Saturday, March 30, 2013

Bach Brought Down to Earth

The final performance of Bach's St Matthew Passion was laid to rest yesterday, Good Friday (not so Good in France, as it is not a holiday and there are no hot cross buns).  This morning the dishwasher still needs stacking, there are hungry mouths to feed, and the washing machine has broken again...JC calls me Castafiore these days.

Bianca Castafiore, the Comic Singing Anti Heroine from Tin Tin who may have esoteric significance



If I were La Castafiore I would definitely have someone in to take care of the dishwasher stacking and the hungry mouths and so forth (my personal assistant Irma, and perhaps a lend of Captain Haddock's butler Norbert) would spend the day reclining on my chaise long being fed grapes by my handsome and admiring beau, re-living past glories, and doing a profound artistico-spiritual analysis of the music.   As it is, this part will have to wait...but in the meantime, some photos of the preparations, the slightly tense moments 'before' (no cameras during).  In summary:  full house, standing ovation, tears and glory...



The Stage is Set

Surly Adolescent, Cheeky pre-adolescent and Proud Father


The offprings took the subject of the Passion (crucifixion) very seriously.  There were strongly encouraged ("forced" in R's words) to come, and felt themselves to be the victims of a similar event, the promise of the forthcoming resurrection did not seem to console them...B sat at the back during the warm-up before the concert, headphones on and nose in a book, utterly unaware of the sound projected in his direction.  His comment after the show was:  nice solo, can we go home now?  R took some photos, but just as the hush descended and the final launch commenced he broke cover, moved seat, appeared to be searching for something (the camera as it turned out), ran along the front row in a bright red top, clambered along the back row disturbing everyone and causing a number of tuts and sshhhss, found his seat was taken and disappeared to the consternation of his mother.   He was discovered by B at the end of the show stretched out on a sofa and gone solid gone, as Baloo would say, although R does claim to have heard my solo before he fell, clearly identifiable by the 'English accent', he says.  All these things have to be overcome when one is an Artiste, and yes we did question whether we should have invited our progeny, but it is a once in a lifetime event and perhaps one day they will look back on it fondly.

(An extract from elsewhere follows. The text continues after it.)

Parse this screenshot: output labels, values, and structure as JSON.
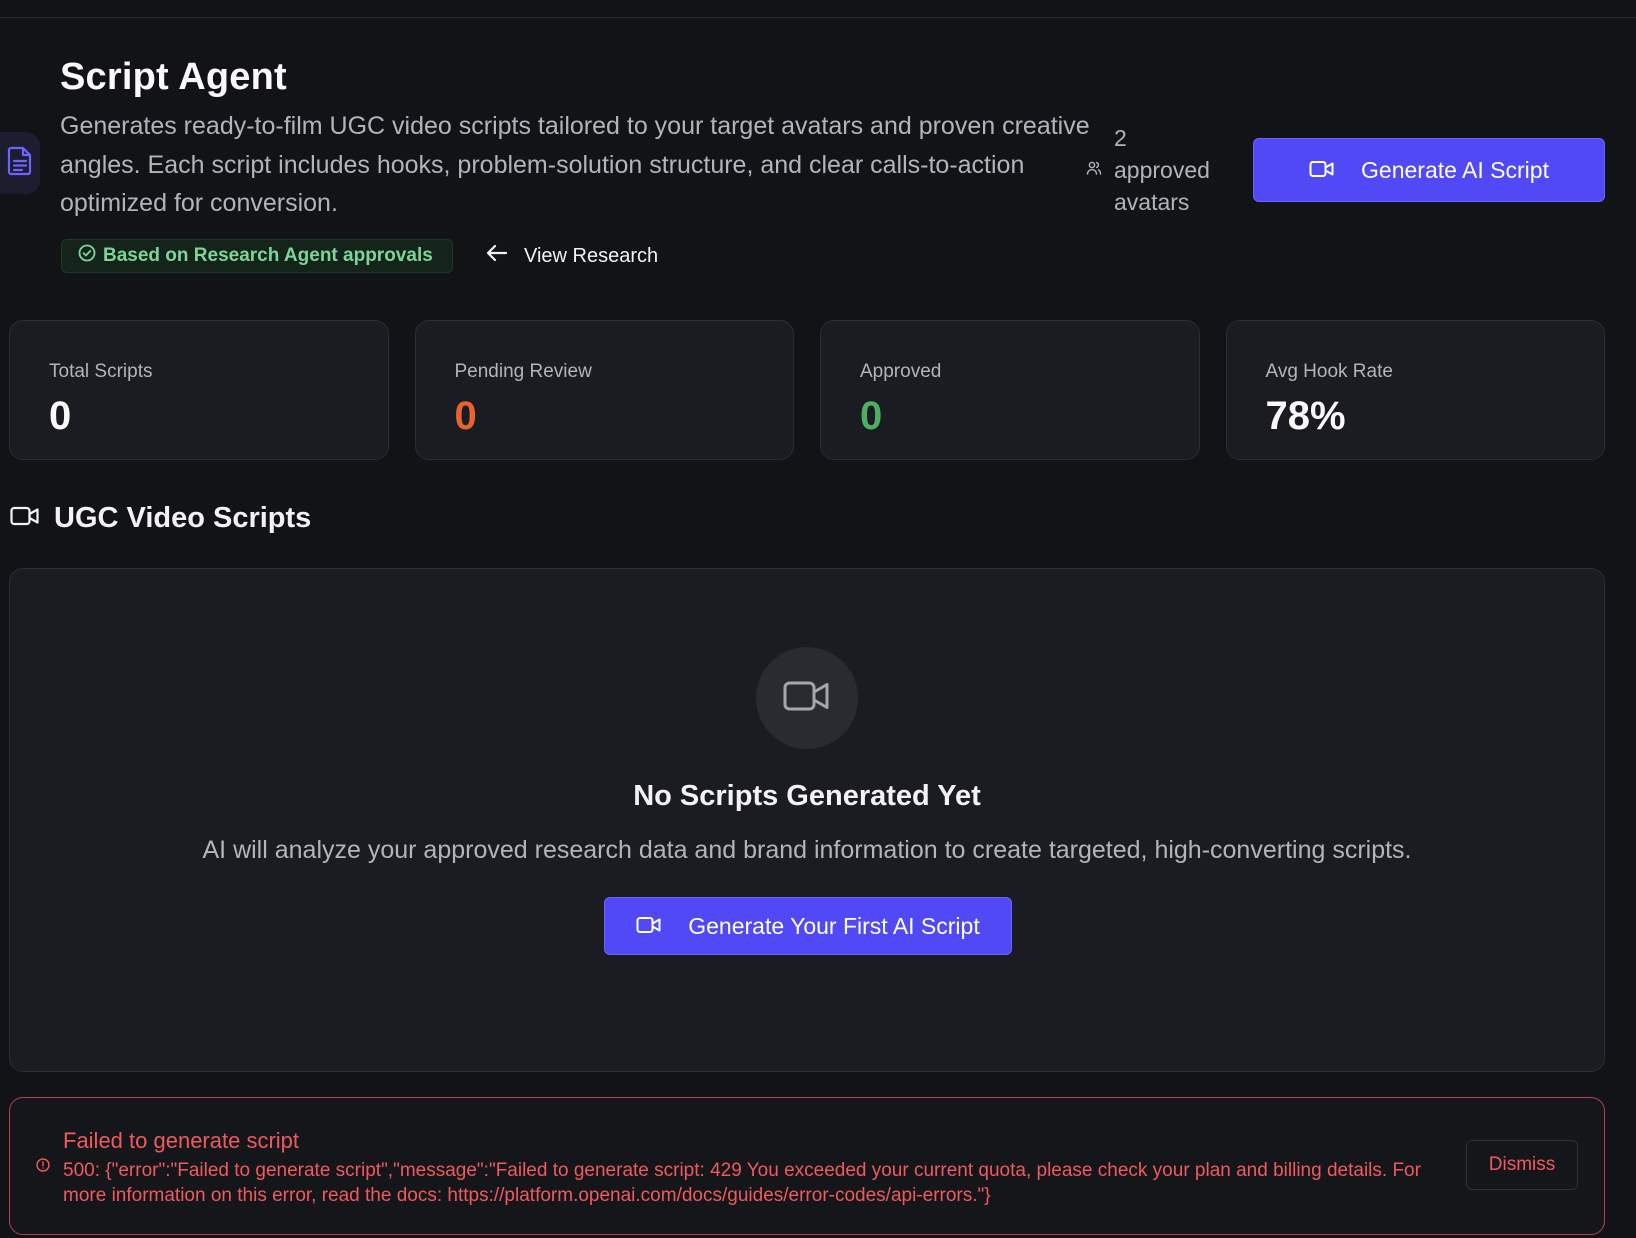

Yer archetypal resentful teenager, yes, this is what I live with

JC and I Prepare

R does impromptu performance of Gangnam Style

The first chorists arrive


Our heroic tragi-comic choirmaster

Dreadful, but the only photos we have

Ditto


JC and JC the Pianist who hums as he plays, has a meloncholy  face and a cartoon smile
R decided to take a video of the moment when JC accused me of Losing his Music Lamp and I counter accused him of Having Lost It Himself and it was subsequently Found in the Bag.  How come the only people who ever take photos of me come up under my chin, at my age I need top angles.   Must find some taller companions.